50 nuances de country

Si j’ai bien pu découvrir une chose sur le country depuis mon arrivée à Austin, c’est que ce terme est on ne peut plus galvaudé. Au dire des Texans, il est si facile de distinguer le bluegrass, le western, le desert rock, le rockabilly, le blues, le hillbilly et le country! Pour moi, ce n’est pourtant pas toujours une mince affaire. Dès lors que la voix est nasillarde, que la batterie est cahoteuse, que le banjo et la slide guitar sont présents, je crie au country sur tous les toits. Et pourtant, je ne cesse de me faire reprendre par les locaux : « Ah Marie-Eve, this is not country, this is more like western music ! » Eh bien, il faut croire que j’en ai encore beaucoup à apprendre dans ce domaine, et je risque de vous en faire profiter.

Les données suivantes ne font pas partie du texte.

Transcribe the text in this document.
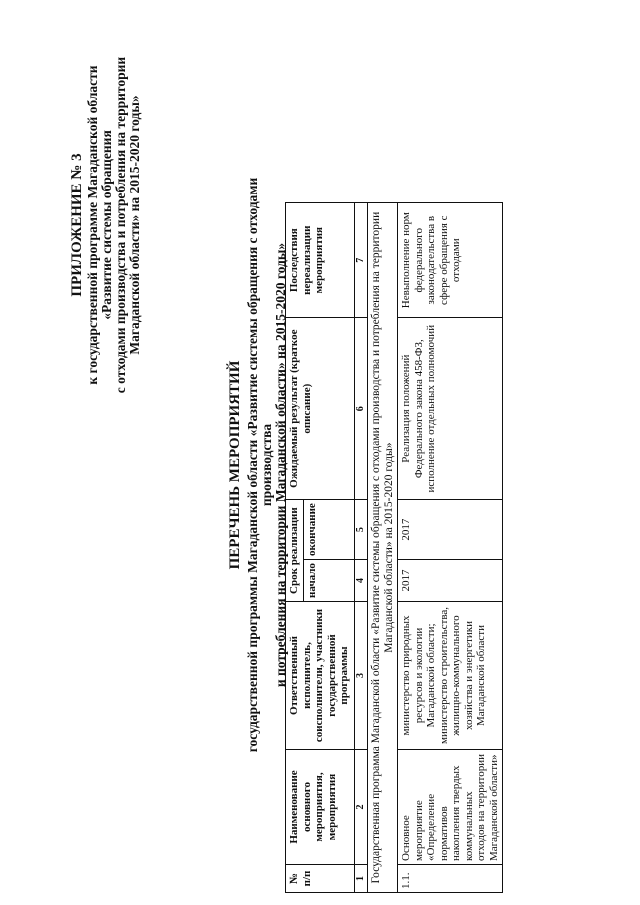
ПРИЛОЖЕНИЕ № 3 к государственной программе Магаданской области «Развитие системы обращения с отходами производства и потребления на территории Магаданской области» на 2015-2020 годы»
ПЕРЕЧЕНЬ МЕРОПРИЯТИЙ государственной программы Магаданской области «Развитие системы обращения с отходами производства и потребления на территории Магаданской области» на 2015-2020 годы»
№ п/п	Наименование основного мероприятия, мероприятия	Ответственный исполнитель, соисполнители, участники государственной программы	Срок реализации		Ожидаемый результат (краткое описание)	Последствия нереализации мероприятия
			начало	окончание		
1	2	3	4	5	6	7
Государственная программа Магаданской области «Развитие системы обращения с отходами производства и потребления на территории Магаданской области» на 2015-2020 годы»						
1.1.	Основное мероприятие «Определение нормативов накопления твердых коммунальных отходов на территории Магаданской области»	министерство природных ресурсов и экологии Магаданской области; министерство строительства, жилищно-коммунального хозяйства и энергетики Магаданской области	2017	2017	Реализация положений Федерального закона 458-ФЗ, исполнение отдельных полномочий	Невыполнение норм федерального законодательства в сфере обращения с отходами
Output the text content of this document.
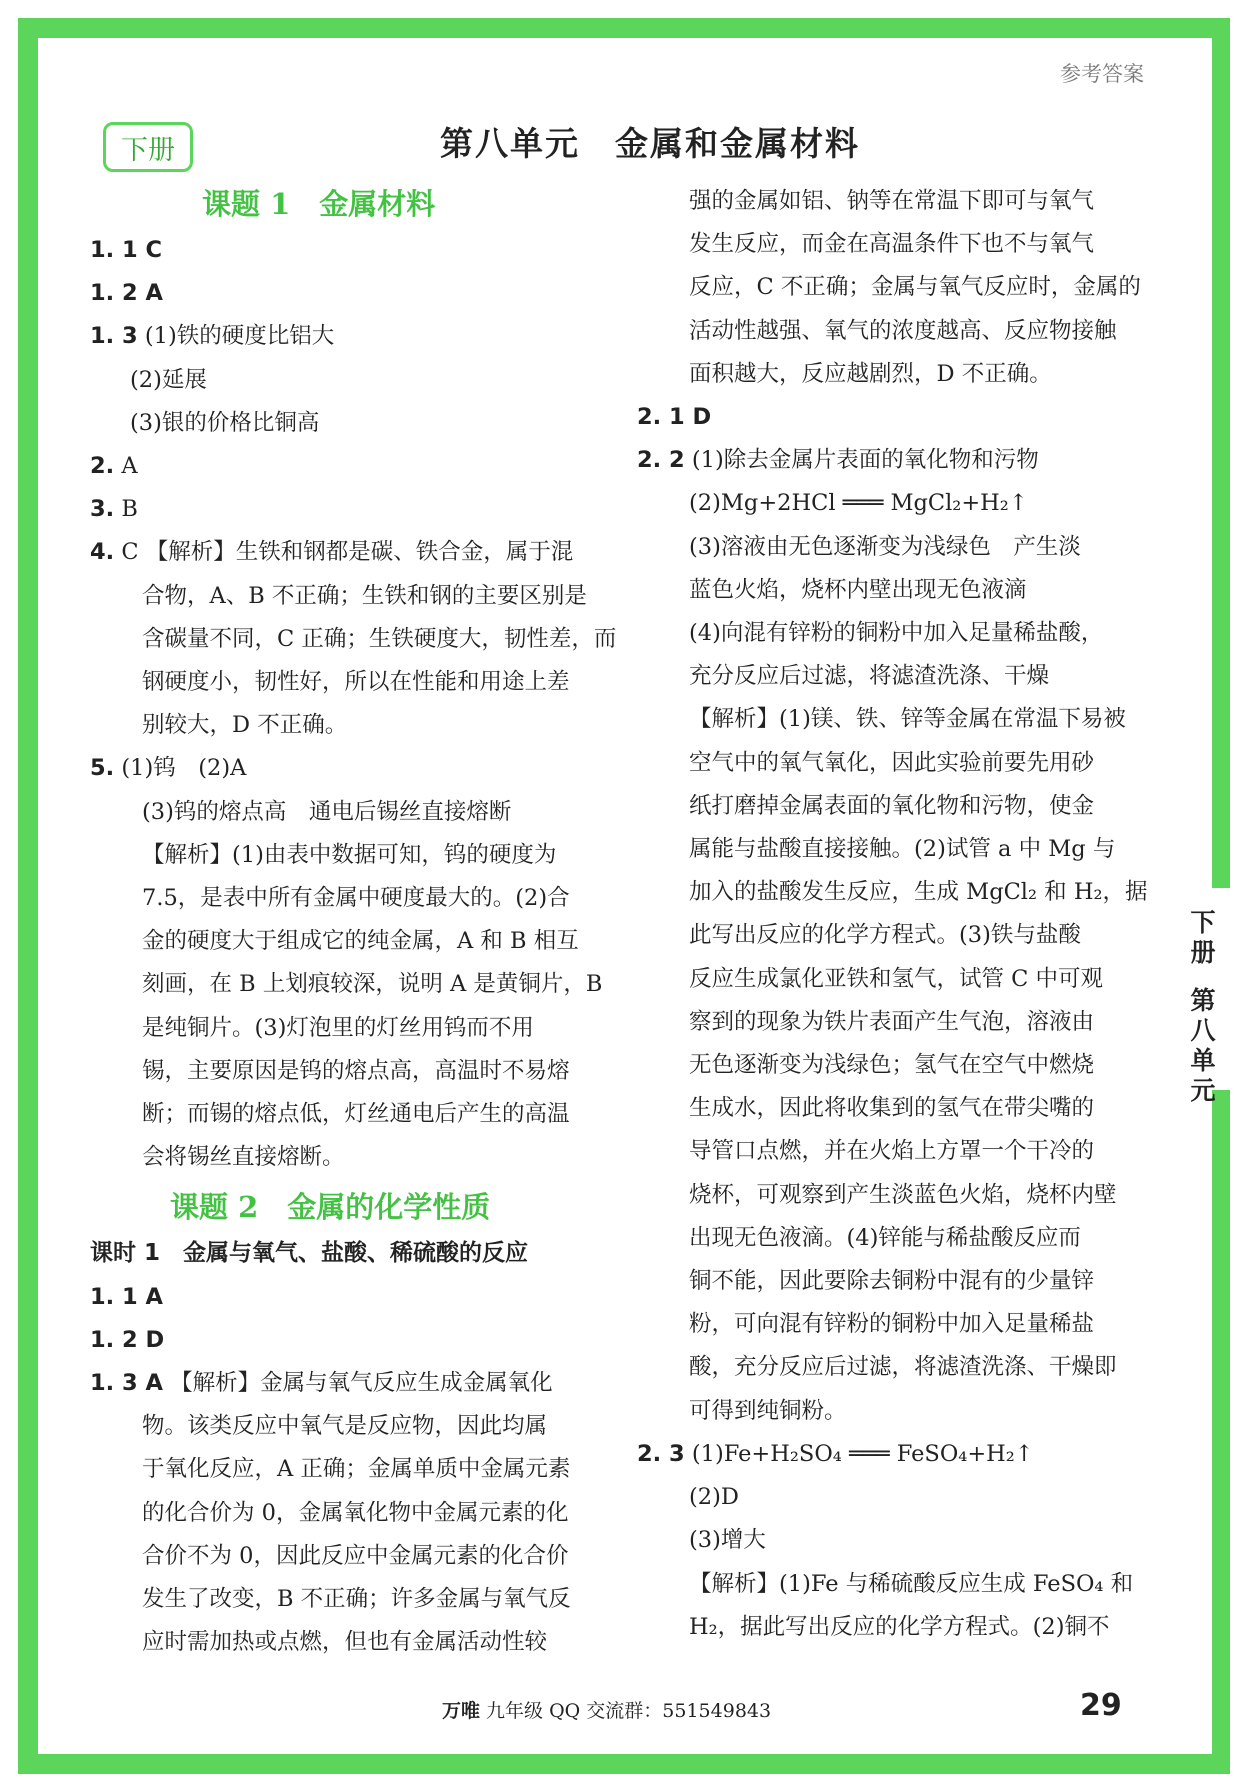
参考答案
下册	第八单元　金属和金属材料
下册
第八单元
课题 1　金属材料
1. 1 C
1. 2 A
1. 3 (1)铁的硬度比铝大
(2)延展
(3)银的价格比铜高
2. A
3. B
4. C 【解析】生铁和钢都是碳、铁合金，属于混
合物，A、B 不正确；生铁和钢的主要区别是
含碳量不同，C 正确；生铁硬度大，韧性差，而
钢硬度小，韧性好，所以在性能和用途上差
别较大，D 不正确。
5. (1)钨　(2)A
(3)钨的熔点高　通电后锡丝直接熔断
【解析】(1)由表中数据可知，钨的硬度为
7.5，是表中所有金属中硬度最大的。(2)合
金的硬度大于组成它的纯金属，A 和 B 相互
刻画，在 B 上划痕较深，说明 A 是黄铜片，B
是纯铜片。(3)灯泡里的灯丝用钨而不用
锡，主要原因是钨的熔点高，高温时不易熔
断；而锡的熔点低，灯丝通电后产生的高温
会将锡丝直接熔断。
课题 2　金属的化学性质
课时 1　金属与氧气、盐酸、稀硫酸的反应
1. 1 A
1. 2 D
1. 3 A 【解析】金属与氧气反应生成金属氧化
物。该类反应中氧气是反应物，因此均属
于氧化反应，A 正确；金属单质中金属元素
的化合价为 0，金属氧化物中金属元素的化
合价不为 0，因此反应中金属元素的化合价
发生了改变，B 不正确；许多金属与氧气反
应时需加热或点燃，但也有金属活动性较
强的金属如铝、钠等在常温下即可与氧气
发生反应，而金在高温条件下也不与氧气
反应，C 不正确；金属与氧气反应时，金属的
活动性越强、氧气的浓度越高、反应物接触
面积越大，反应越剧烈，D 不正确。
2. 1 D
2. 2 (1)除去金属片表面的氧化物和污物
(2)Mg+2HCl ═══ MgCl₂+H₂↑
(3)溶液由无色逐渐变为浅绿色　产生淡
蓝色火焰，烧杯内壁出现无色液滴
(4)向混有锌粉的铜粉中加入足量稀盐酸，
充分反应后过滤，将滤渣洗涤、干燥
【解析】(1)镁、铁、锌等金属在常温下易被
空气中的氧气氧化，因此实验前要先用砂
纸打磨掉金属表面的氧化物和污物，使金
属能与盐酸直接接触。(2)试管 a 中 Mg 与
加入的盐酸发生反应，生成 MgCl₂ 和 H₂，据
此写出反应的化学方程式。(3)铁与盐酸
反应生成氯化亚铁和氢气，试管 C 中可观
察到的现象为铁片表面产生气泡，溶液由
无色逐渐变为浅绿色；氢气在空气中燃烧
生成水，因此将收集到的氢气在带尖嘴的
导管口点燃，并在火焰上方罩一个干冷的
烧杯，可观察到产生淡蓝色火焰，烧杯内壁
出现无色液滴。(4)锌能与稀盐酸反应而
铜不能，因此要除去铜粉中混有的少量锌
粉，可向混有锌粉的铜粉中加入足量稀盐
酸，充分反应后过滤，将滤渣洗涤、干燥即
可得到纯铜粉。
2. 3 (1)Fe+H₂SO₄ ═══ FeSO₄+H₂↑
(2)D
(3)增大
【解析】(1)Fe 与稀硫酸反应生成 FeSO₄ 和
H₂，据此写出反应的化学方程式。(2)铜不
万唯 九年级 QQ 交流群：551549843	29
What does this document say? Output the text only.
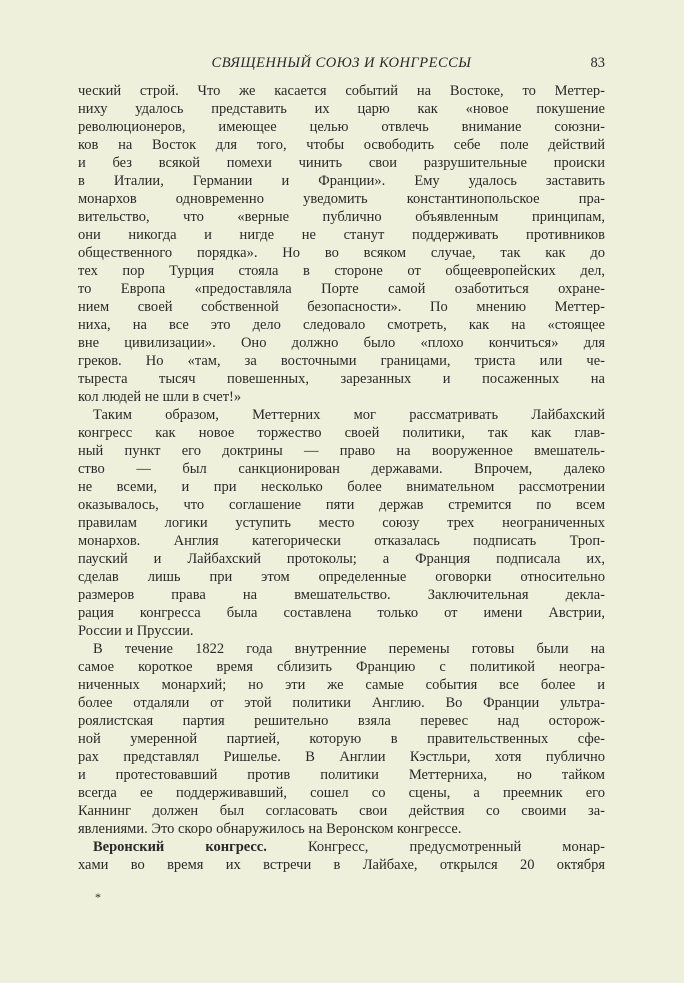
СВЯЩЕННЫЙ СОЮЗ И КОНГРЕССЫ	83
ческий строй. Что же касается событий на Востоке, то Меттер-
ниху удалось представить их царю как «новое покушение
революционеров, имеющее целью отвлечь внимание союзни-
ков на Восток для того, чтобы освободить себе поле действий
и без всякой помехи чинить свои разрушительные происки
в Италии, Германии и Франции». Ему удалось заставить
монархов одновременно уведомить константинопольское пра-
вительство, что «верные публично объявленным принципам,
они никогда и нигде не станут поддерживать противников
общественного порядка». Но во всяком случае, так как до
тех пор Турция стояла в стороне от общеевропейских дел,
то Европа «предоставляла Порте самой озаботиться охране-
нием своей собственной безопасности». По мнению Меттер-
ниха, на все это дело следовало смотреть, как на «стоящее
вне цивилизации». Оно должно было «плохо кончиться» для
греков. Но «там, за восточными границами, триста или че-
тыреста тысяч повешенных, зарезанных и посаженных на
кол людей не шли в счет!»
Таким образом, Меттерних мог рассматривать Лайбахский
конгресс как новое торжество своей политики, так как глав-
ный пункт его доктрины — право на вооруженное вмешатель-
ство — был санкционирован державами. Впрочем, далеко
не всеми, и при несколько более внимательном рассмотрении
оказывалось, что соглашение пяти держав стремится по всем
правилам логики уступить место союзу трех неограниченных
монархов. Англия категорически отказалась подписать Троп-
пауский и Лайбахский протоколы; а Франция подписала их,
сделав лишь при этом определенные оговорки относительно
размеров права на вмешательство. Заключительная декла-
рация конгресса была составлена только от имени Австрии,
России и Пруссии.
В течение 1822 года внутренние перемены готовы были на
самое короткое время сблизить Францию с политикой неогра-
ниченных монархий; но эти же самые события все более и
более отдаляли от этой политики Англию. Во Франции ультра-
роялистская партия решительно взяла перевес над осторож-
ной умеренной партией, которую в правительственных сфе-
рах представлял Ришелье. В Англии Кэстльри, хотя публично
и протестовавший против политики Меттерниха, но тайком
всегда ее поддерживавший, сошел со сцены, а преемник его
Каннинг должен был согласовать свои действия со своими за-
явлениями. Это скоро обнаружилось на Веронском конгрессе.
Веронский конгресс. Конгресс, предусмотренный монар-
хами во время их встречи в Лайбахе, открылся 20 октября
*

J’ai d’ailleurs déjà commencé mon instruction musicale lors d’un heureux séjour dans la back house d’une famille locale. Pendant deux semaines, en attendant que mon appartement se libère, ils ont mis à ma disposition lit à étage, hamac et table tournante accompagnée d’une collection saugrenue de disques à prédominance country. Une fois passé mon trip country-disco chrétien (Amy Grant, ma foi, tu m’as offert tout un divertissement), j’ai pu me concentrer sur les excellents albums de Townes Van Zandt. Une belle entrée en matière, le country pur et dur de cet auteur-compositeur-interprète texan des années 1960 et 1970 s’est enraciné dans la culture américaine et se fait encore sentir jusque dans les riffs de Rattlesnake Milk. J’ai donc pu retracer avec assurance la généalogie country de leur musique (dans vos dents, les Texans pointilleux), même si je concède que ce genre offre une variété de nuances que je n’aurais jamais devinée auparavant. À suivre.

Tout droit vers le 13e étage

Changeons drastiquement de direction. Loin des contrées où résonne le banjo, dans les recoins sombres du bar le Mohawk, j’ai aussi frotté mes oreilles au psychédélisme de Black Moth Super Rainbow. Originaire de Pittsburgh, le groupe était de passage à Austin le 14 août dernier pour présenter sa musique électronique expérimentale. Camouflés derrière leurs projections 3D, leur panoplie d’effets « rétrofuturistes » et leur vocodeur, les musiciens élaboraient de planantes ambiances dont l’aspect répétitif et accrocheur avait quelque chose de transcendantal.

Au son de cette musique enveloppante – qui n’avait rien du rock, mais qui avait tout du psychédélique – de véritables marées de spectateurs se balançaient les yeux fermés ou célébraient leur amour de la musique, bière à la main. Je ne pourrais vous dire s’ils parlaient ou s’ils « fermaient leurs gueules », car le son des multiples enceintes aurait pu enterrer à peu près n’importe quoi.

Le groupe était-il si populaire qu’il ait pu remplir à craquer ce bar à deux étages – terrasse comprise – un mardi soir? Possible. Il faut aussi dire que l’histoire d’amour entre la musique psychédélique et la ville d’Austin remonte à loin. Considérée par certains comme le berceau de ce style, la capitale texane a notamment vu naître le mythique groupe 13th Floor Elevators, qui fut le premier à utiliser le terme « psychédélique » afin de décrire sa musique. Inutile de vous dire que j’ai hâte de découvrir les enfants de cette branche de la scène locale qui, je l’espère, seront un peu plus énergiques et insolites que les BMSR.